When an overzealous parking enforcer chalks the tires of a car, a federal court ruled this week, that action counts as trespassing, not as law enforcement.
The ruling came in the case of Taylor v. Saginaw. In 2017, Alison Patricia Taylor sued the city of Saginaw, Michigan, and a parking enforcer named Tabitha Hoskins. Hoskins chalked the tires of Taylor's car 15 times between 2014 and 2017. This was done to determine if Taylor had driven her vehicle away from the parking spot and later returned to it, or stayed parked for longer than the permitted time. The multiple markings resulted in numerous citations. Taylor's suit argued that the chalking of her tires was an unreasonable search that violated the Fourth Amendment. Hoskins maintained that she had qualified immunity.

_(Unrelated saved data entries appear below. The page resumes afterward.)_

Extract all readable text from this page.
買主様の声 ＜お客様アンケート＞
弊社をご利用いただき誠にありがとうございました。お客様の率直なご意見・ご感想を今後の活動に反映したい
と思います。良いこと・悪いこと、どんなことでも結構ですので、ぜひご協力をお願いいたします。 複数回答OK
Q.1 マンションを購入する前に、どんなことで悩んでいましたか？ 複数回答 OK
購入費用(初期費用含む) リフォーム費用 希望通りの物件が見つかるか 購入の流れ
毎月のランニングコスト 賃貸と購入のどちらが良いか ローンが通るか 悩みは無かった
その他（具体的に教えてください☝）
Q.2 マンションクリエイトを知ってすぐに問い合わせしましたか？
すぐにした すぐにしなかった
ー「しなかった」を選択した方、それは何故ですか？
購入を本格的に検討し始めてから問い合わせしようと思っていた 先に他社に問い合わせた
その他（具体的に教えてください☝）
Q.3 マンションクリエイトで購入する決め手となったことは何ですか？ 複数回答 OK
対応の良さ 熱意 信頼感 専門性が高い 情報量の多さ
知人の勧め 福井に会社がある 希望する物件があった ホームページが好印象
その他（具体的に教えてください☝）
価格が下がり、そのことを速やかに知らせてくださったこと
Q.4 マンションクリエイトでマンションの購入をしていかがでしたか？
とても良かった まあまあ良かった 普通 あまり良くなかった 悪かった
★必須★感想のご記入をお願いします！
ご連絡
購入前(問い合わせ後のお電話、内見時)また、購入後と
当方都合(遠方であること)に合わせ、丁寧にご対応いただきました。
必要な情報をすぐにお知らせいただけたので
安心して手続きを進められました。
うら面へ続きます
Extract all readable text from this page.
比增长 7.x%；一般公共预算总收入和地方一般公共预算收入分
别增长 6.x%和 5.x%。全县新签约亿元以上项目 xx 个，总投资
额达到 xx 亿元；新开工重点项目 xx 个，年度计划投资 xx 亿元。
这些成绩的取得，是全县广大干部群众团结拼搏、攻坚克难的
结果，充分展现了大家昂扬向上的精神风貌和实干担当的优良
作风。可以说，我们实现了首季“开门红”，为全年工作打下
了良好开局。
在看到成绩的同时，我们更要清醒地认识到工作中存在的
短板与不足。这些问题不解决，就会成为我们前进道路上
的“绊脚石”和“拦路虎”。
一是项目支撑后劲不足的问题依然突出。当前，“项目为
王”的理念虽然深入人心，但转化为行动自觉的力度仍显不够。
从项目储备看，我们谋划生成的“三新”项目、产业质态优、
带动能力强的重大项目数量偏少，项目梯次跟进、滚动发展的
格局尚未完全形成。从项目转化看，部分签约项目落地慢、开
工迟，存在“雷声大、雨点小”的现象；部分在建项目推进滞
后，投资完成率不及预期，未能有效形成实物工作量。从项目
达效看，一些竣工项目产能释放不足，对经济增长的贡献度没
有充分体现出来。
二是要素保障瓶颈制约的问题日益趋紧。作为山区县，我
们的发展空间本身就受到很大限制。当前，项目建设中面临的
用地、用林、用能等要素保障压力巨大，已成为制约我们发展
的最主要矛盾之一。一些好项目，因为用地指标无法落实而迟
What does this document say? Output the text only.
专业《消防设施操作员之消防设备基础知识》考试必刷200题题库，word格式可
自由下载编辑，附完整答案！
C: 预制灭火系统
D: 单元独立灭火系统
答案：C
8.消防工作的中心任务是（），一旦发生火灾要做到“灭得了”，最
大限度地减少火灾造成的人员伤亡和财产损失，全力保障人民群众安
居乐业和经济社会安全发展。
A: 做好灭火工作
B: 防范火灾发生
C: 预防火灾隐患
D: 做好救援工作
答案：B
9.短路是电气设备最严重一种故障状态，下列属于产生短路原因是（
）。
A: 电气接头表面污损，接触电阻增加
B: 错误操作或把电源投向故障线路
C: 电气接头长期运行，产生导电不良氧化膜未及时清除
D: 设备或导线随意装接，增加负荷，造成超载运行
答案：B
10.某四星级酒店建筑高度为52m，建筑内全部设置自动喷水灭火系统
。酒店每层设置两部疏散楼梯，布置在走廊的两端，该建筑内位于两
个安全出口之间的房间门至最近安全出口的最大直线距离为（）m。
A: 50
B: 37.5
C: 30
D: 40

On Monday, the U.S. Circuit Court of Appeals for the Sixth Circuit ruled in favor of Taylor. According to the court's decision, the city failed to prove how Taylor's car being parked in a certain spot for a certain amount of time threatened an orderly parking system. Because of this, the chalking of Taylor's car did not qualify for an exemption from the Fourth Amendment's warrant requirement.
As for the trespassing aspect, the court maintained that the act of chalking the car fit the definition of "common-law trespass upon a constitutionally protected area." A common-law trespass is defined here as physical contact with property that belongs to someone else.
As The Volokh Conspiracy's Orin Kerr has observed, the allegations in this case are pretty uncommon. But it's likely that the court's decision here applies broadly to all car owners, not just Taylor.
Could this ruling set a new legal precedent for otherwise run-of-the-mill city operations? Only time, and more lawsuits, will tell.